In many embedded AI workloads, vector or matrix operations dominate execution time. Targeted hardware acceleration for these operations can substantially improve both performance and energy efficiency. However, each target accelerator has a different combination of features, performance, and size, resulting in a vast array of variants. The booming popularity of compute-in-memory (CIM) specialty modules, both analog and digital-based, adds to the push for a systematic integration solution. Thanks to leading IP vendors and research institutions, we now have multiple established custom extension interfaces for integrating NPUs of our choice. It is by no means a small undertaking, but designers can evaluate whether this route provides measurable system-level benefits and justifies the upfront investment.

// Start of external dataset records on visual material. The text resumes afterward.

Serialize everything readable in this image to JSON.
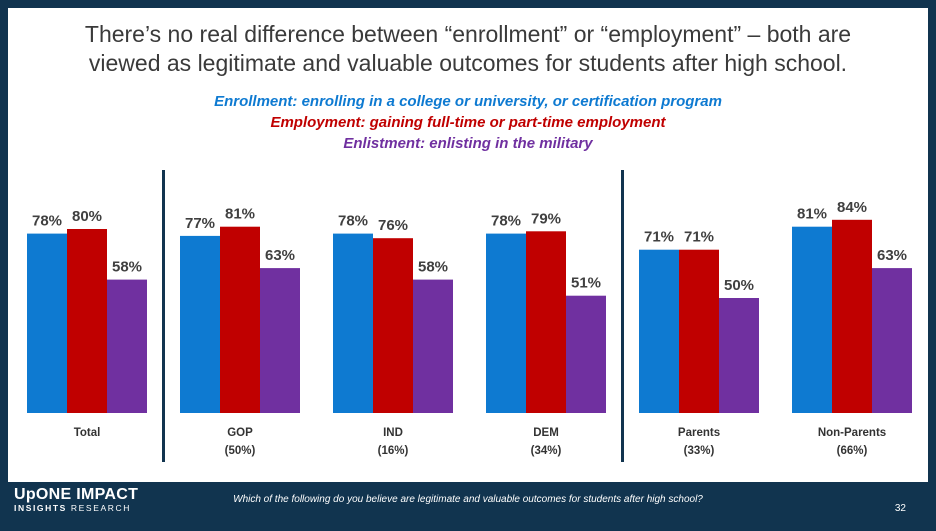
{
  "title": "There’s no real difference between “enrollment” or “employment” – both are\nviewed as legitimate and valuable outcomes for students after high school.",
  "definitions": {
    "enrollment": "Enrollment: enrolling in a college or university, or certification program",
    "employment": "Employment: gaining full-time or part-time employment",
    "enlistment": "Enlistment: enlisting in the military"
  },
  "colors": {
    "enrollment": "#0e7ad1",
    "employment": "#c00000",
    "enlistment": "#7030a0",
    "label_text": "#404040",
    "divider": "#11344f"
  },
  "chart_data": {
    "type": "bar",
    "categories": [
      "Total",
      "GOP",
      "IND",
      "DEM",
      "Parents",
      "Non-Parents"
    ],
    "category_sublabels": [
      "",
      "(50%)",
      "(16%)",
      "(34%)",
      "(33%)",
      "(66%)"
    ],
    "series": [
      {
        "name": "Enrollment",
        "values": [
          78,
          77,
          78,
          78,
          71,
          81
        ]
      },
      {
        "name": "Employment",
        "values": [
          80,
          81,
          76,
          79,
          71,
          84
        ]
      },
      {
        "name": "Enlistment",
        "values": [
          58,
          63,
          58,
          51,
          50,
          63
        ]
      }
    ],
    "value_suffix": "%",
    "ylim": [
      0,
      100
    ],
    "dividers_after": [
      "Total",
      "DEM"
    ],
    "legend": "none",
    "grid": false
  },
  "footer": {
    "question": "Which of the following do you believe are legitimate and valuable outcomes for students after high school?",
    "page_number": "32",
    "logo_main": "UpONE IMPACT",
    "logo_sub_bold": "INSIGHTS",
    "logo_sub_rest": " RESEARCH"
  }
}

Meanwhile, we are not ruling out the possibility that certain light workloads may be handled by the RVV-equipped CPU alone. Obviously, the vector extension itself adds little overhead if the chip already includes an NPU. As vector extensions and domain-specific accelerators become more widely available, we will likely see more intricate arrangements for the real-time, mixed-use of RVV and NPU to achieve the best energy efficiency for each edge application.

From architecture to real-world deployment

Edge AI is increasingly defined not by raw compute capability but by how efficiently computation is orchestrated across the entire system architecture. Achieving meaningful battery life requires understanding real workloads, carefully managing power states, and mapping each stage of processing to the most efficient compute resource.

Platforms such as the UP201 and UP301 from Upbeat Technology illustrate how these architectural principles are being implemented in modern edge-AI systems. Built around a heterogeneous RISC-V architecture with multiple processing domains, DSP capabilities, and neural-network acceleration, the devices are designed to support battery-powered intelligent applications, including smart sensors, voice interfaces, predictive maintenance nodes, and other always-on monitoring systems.

As embedded intelligence continues to move closer to the edge, architectures that intelligently combine processing, scalable acceleration, and flexible instruction sets will play a critical role in making practical, battery-powered AI devices possible at scale.